Norma Becker Papers, 1961-1975 (bulk 1963-1968)

Biography/History

Political and social activist Norma Becker was born in the Bronx in 1930 to Russian Jewish immigrant parents. No doubt many of her later political and social ideas and actions were shaped by her father, a motion picture projectionist active in the socialist wing of the trade union movement. She attended Hunter College, married in 1950, and raised two children. In 1956 she began teaching on a part time basis at two private schools, Greek Hellenic Cathedral School and Kaliski School for Emotionally Disturbed Children. From 1959 through 1973 she taught at P.S. 84 in the Upper West Side.

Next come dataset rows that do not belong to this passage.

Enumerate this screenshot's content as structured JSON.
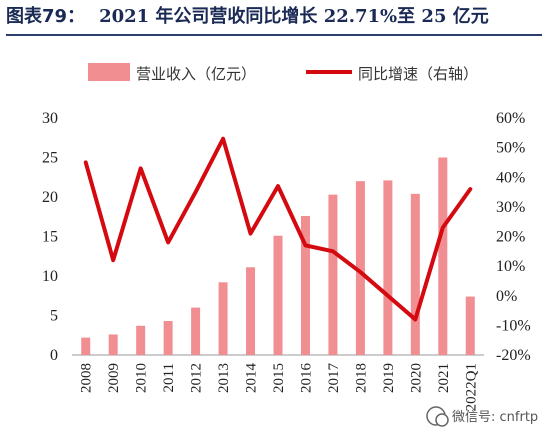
{
  "figure_label": "图表79：",
  "title": "2021 年公司营收同比增长 22.71%至 25 亿元",
  "watermark": "微信号: cnfrtp",
  "colors": {
    "bar": "#f08e92",
    "line": "#d40a10",
    "title": "#1a2a55"
  },
  "chart_data": {
    "type": "bar+line",
    "title": "2021 年公司营收同比增长 22.71%至 25 亿元",
    "categories": [
      "2008",
      "2009",
      "2010",
      "2011",
      "2012",
      "2013",
      "2014",
      "2015",
      "2016",
      "2017",
      "2018",
      "2019",
      "2020",
      "2021",
      "2022Q1"
    ],
    "series": [
      {
        "name": "营业收入（亿元）",
        "type": "bar",
        "axis": "left",
        "values": [
          2.2,
          2.6,
          3.7,
          4.3,
          6.0,
          9.2,
          11.1,
          15.1,
          17.6,
          20.3,
          22.0,
          22.1,
          20.4,
          25.0,
          7.4
        ]
      },
      {
        "name": "同比增速（右轴）",
        "type": "line",
        "axis": "right",
        "values": [
          45,
          12,
          43,
          18,
          35,
          53,
          21,
          37,
          17,
          15,
          8,
          0,
          -8,
          23,
          36
        ]
      }
    ],
    "y_left": {
      "min": 0,
      "max": 30,
      "ticks": [
        "0",
        "5",
        "10",
        "15",
        "20",
        "25",
        "30"
      ]
    },
    "y_right": {
      "min": -20,
      "max": 60,
      "ticks": [
        "-20%",
        "-10%",
        "0%",
        "10%",
        "20%",
        "30%",
        "40%",
        "50%",
        "60%"
      ]
    },
    "legend": "top",
    "grid": false
  }
}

Norma Becker first became involved in the civil rights movement in 1963. That summer she went south to teach in Prince Edward County, Virginia. The following year she was active in gathering support from New York City school teachers for the COFO Mississippi Freedom Summer Project. That summer she again went south, this time to Greenville, Mississippi, to teach. Out of these experiences grew her eventual conversion to a non-violent philosophy.

Beginning in 1965 she first became concerned by the U.S. involvement in the war in Vietnam. That year she organized the Teachers Committee for Peace in Vietnam and assisted in the organization of the Fifth Avenue Vietnam Peace Parade Committee. Then followed active participation in a number of national anti-war groups. In 1977 she organized Mobilization for Survival.